This is a terrifying moment in our lifetime– fear of disease, fear of lack of resources, fear of unemployment, fear of the unknown. Have you had to stay home or close your business? Have you already felt isolated by social distancing? Are you disappointed that your race is cancelled or may be cancelled? Most of us can answer a resounding “YES!” to many of these questions. You are not alone. Your hard work in training is not for nothing. Your fitness is not taken from you. Your ability to run (or bike or swim) is not taken from you!
As major races are cancelled or postponed, consider this: What is stopping you from crossing your own finish line? Why should the fear of something “not counting” sideline your goals?
My husband and I are both healthcare workers. If cancelling a race is one more way to flatten the curve so that we can preserve our health and our co-workers’ health and keep patients out of the hospital, it is the right thing to do.
Our upcoming races, the Heart Mini 15K and 13.1 was scheduled for March 22. Before the announcement came out about the transition to a virtual race & cancellation of the events, Jon and I decided we would set our courses to do the distance we have been training for– Jon was setting out to win his age group for the 15K and I was setting out to go sub-2 in the half. We agreed we would stick with our plans, carry water with us and have our race day for ourselves. The cancellation announcement came, and we are looking forward to wearing our race bibs on Sunday even though we know we’ll run most of the race alone in the darkness of the morning hours and there will be no crowd support, no cheers at the finish line. I hope when we do see others running out there, it lifts us and reminds us that even if the running community can’t run together, we are not alone.
The course I’m doing is the backwards route of my usual long run, I know it can be desolate on a stretch that I won’t have run since I ran the Flying Pig Marathon last year where my thoughts were dark. I know there is a chance I get into my head and will have wished I asked someone to run parts with me, but the only time I’ve broke the 2 hour goal was in 2017 when Jon ran with me for my second 13.1 and the 2018 half I fell 7 minutes short when I tried by myself. I mapped my route in Garmin Connect and am using the amazing PacePro feature to align my goal to the course segments. If you are looking for a way to simulate your race strategy for a virtual race of your own, I highly recommend Garmin Connect!
The American Heart Association Heart Mini is the first race I actually spectated Jon running, a few months into our relationship. I had not gotten into running at this point in time and I definitely worked harder than Jon did running around the course trying to see him in the rain! I love doing this race every year because it reminds me of how far I’ve come both as a runner but also as a partner and spectator.

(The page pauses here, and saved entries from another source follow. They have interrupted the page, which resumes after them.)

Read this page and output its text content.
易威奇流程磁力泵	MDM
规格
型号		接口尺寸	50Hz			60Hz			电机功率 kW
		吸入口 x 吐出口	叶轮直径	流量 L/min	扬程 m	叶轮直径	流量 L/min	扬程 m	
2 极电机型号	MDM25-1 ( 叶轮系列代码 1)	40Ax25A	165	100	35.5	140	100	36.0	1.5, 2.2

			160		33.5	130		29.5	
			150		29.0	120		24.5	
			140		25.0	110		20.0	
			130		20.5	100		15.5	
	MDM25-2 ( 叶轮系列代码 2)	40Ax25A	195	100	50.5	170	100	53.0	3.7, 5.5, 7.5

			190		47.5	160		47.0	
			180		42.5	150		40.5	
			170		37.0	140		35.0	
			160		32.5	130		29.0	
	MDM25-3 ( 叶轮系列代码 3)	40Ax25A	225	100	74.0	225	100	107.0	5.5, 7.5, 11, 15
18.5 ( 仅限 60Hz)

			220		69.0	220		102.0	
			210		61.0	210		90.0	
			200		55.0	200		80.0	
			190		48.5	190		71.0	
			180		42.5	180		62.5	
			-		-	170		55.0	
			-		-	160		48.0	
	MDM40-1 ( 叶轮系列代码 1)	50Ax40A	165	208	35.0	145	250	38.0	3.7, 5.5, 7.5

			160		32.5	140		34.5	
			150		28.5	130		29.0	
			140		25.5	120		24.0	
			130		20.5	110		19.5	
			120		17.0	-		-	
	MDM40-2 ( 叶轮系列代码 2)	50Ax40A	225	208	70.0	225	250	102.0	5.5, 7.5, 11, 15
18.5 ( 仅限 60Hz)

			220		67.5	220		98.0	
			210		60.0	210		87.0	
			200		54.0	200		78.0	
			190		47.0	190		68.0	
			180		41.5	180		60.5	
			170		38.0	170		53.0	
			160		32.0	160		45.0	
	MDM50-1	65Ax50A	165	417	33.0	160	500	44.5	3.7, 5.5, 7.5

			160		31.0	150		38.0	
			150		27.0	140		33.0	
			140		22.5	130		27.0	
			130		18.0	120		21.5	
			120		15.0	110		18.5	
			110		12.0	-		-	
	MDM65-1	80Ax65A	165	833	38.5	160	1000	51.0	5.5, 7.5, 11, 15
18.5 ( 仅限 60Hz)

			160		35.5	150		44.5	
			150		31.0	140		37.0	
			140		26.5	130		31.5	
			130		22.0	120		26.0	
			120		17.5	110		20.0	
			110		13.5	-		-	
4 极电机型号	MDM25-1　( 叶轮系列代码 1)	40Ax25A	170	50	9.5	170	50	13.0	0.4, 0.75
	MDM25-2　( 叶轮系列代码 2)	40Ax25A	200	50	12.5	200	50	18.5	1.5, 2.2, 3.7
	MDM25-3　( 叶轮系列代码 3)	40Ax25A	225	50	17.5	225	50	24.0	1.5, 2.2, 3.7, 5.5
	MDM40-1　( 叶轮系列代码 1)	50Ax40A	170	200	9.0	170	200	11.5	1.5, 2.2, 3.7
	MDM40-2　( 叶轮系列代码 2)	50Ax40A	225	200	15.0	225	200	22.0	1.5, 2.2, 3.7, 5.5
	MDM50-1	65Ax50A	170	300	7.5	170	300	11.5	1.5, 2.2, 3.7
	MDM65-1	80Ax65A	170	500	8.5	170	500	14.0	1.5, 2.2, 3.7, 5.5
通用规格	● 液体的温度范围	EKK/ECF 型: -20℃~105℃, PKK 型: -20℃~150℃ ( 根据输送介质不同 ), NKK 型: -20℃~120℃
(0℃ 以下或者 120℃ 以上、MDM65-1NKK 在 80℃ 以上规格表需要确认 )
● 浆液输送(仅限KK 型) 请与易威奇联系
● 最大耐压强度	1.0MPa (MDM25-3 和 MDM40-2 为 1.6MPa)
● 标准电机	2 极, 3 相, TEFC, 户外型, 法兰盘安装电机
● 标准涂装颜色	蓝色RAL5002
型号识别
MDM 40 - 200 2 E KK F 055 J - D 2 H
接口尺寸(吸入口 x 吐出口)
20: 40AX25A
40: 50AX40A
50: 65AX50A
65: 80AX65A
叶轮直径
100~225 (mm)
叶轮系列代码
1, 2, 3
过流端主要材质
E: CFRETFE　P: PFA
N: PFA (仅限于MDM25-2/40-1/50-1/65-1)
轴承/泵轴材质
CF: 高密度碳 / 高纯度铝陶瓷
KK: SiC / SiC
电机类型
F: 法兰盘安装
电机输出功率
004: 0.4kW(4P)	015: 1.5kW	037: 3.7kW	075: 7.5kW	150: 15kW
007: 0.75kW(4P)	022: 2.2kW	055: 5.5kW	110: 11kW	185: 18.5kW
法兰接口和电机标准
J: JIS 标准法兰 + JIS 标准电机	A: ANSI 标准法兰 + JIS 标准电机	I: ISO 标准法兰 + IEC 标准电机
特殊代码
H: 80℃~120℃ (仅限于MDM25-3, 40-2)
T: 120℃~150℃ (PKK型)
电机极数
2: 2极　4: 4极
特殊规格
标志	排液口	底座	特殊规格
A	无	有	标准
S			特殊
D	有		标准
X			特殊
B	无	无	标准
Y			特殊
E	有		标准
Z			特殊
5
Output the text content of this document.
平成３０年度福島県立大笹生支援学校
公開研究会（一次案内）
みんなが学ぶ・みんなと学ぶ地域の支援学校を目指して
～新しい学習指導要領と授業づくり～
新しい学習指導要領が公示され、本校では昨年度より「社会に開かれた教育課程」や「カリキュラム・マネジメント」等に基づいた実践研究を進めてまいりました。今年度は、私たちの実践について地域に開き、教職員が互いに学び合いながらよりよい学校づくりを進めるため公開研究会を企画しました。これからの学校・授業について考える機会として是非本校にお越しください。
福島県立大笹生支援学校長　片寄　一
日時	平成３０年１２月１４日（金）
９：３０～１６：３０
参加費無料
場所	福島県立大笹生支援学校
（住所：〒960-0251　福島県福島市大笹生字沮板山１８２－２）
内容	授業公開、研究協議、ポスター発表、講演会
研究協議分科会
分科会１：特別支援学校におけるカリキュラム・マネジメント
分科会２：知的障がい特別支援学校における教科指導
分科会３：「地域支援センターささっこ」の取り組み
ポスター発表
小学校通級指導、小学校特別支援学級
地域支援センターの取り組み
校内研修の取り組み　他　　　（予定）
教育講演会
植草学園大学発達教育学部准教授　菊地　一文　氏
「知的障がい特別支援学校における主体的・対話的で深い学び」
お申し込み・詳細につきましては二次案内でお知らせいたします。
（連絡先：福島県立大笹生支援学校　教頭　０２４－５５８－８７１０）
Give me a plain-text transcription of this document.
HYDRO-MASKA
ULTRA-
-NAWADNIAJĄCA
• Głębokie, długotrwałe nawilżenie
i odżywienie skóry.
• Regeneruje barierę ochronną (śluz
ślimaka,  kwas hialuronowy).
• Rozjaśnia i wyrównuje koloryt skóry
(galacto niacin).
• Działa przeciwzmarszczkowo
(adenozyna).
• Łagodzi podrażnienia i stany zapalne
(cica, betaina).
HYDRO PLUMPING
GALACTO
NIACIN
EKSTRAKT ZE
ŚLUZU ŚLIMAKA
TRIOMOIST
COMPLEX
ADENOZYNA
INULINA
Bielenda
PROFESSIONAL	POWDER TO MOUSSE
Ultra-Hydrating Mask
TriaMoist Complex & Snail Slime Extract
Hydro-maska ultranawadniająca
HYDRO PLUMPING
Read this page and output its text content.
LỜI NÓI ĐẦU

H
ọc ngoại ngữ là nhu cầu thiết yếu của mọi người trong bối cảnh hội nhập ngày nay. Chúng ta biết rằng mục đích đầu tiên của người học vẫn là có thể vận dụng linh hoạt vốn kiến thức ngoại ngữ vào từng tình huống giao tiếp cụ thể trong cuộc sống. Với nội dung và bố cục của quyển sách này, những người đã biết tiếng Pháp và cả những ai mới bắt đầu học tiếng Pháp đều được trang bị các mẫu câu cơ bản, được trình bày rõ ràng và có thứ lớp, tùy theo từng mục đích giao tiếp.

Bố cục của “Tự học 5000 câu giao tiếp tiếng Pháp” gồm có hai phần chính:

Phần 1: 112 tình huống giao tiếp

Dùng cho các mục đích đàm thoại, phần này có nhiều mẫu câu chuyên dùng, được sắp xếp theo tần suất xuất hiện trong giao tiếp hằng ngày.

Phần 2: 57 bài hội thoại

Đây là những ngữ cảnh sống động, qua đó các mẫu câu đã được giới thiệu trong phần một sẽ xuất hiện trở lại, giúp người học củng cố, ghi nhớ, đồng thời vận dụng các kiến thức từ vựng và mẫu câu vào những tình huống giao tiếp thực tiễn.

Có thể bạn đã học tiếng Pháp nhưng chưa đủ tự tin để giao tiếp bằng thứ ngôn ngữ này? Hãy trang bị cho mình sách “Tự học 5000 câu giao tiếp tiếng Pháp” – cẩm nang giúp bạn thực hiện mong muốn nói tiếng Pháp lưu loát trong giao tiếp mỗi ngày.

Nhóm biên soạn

The main reason this race is special to me is because of the American Heart Association. In October 2017, I went to the emergency room with the worse headache of my life. I woke up crying, took acetaminophen and tried to get through the work day. I’m not one to get migraines so I wasn’t sure what was happening but I knew something was wrong. I had thrown up repeatedly two nights prior and with a history of strokes in my family, I worried something was wrong. Ultimately, I had a blood clot in my brain, a cerebral venous thrombosis (CVT) that extended from my left sigmoid sinus into my internal jugular vein. A CVT is a major cause of strokes and even though I thankfully had no ischemia or hemorrhage noted on my scans, I was not out of the woods yet. Eighteen months of anticoagulation later, I am now managed on once daily aspirin and have had improved imaging showing a decreased clot burden. I know if I had never become a runner, I wouldn’t have known to listen to my body so intently telling me something was wrong and I know there is a major possibility that I would not be able to run now. So on Sunday, I am running for those who cannot run, for the times I was afraid to run because I worried I would fall and hemorrhage if I hit my head, for the patients who are too sick to run, for those consumed in darkness they cannot see the light.
I hope you join me in finding the light amidst this COVID-19 cloud of darkness and enjoy breathing the fresh air during your runs. Transition your planned race goals into virtual race goals– no one can ever take them away from you, even if you don’t get a medal for crossing that finish line. Take a mental snapshot of you raising your arms crossing your imaginary finish line– it isn’t easy racing in front of crowds, but I have a feeling it will be harder still racing in silence.
Stay safe out there! I would love to hear from you and your virtual race goals!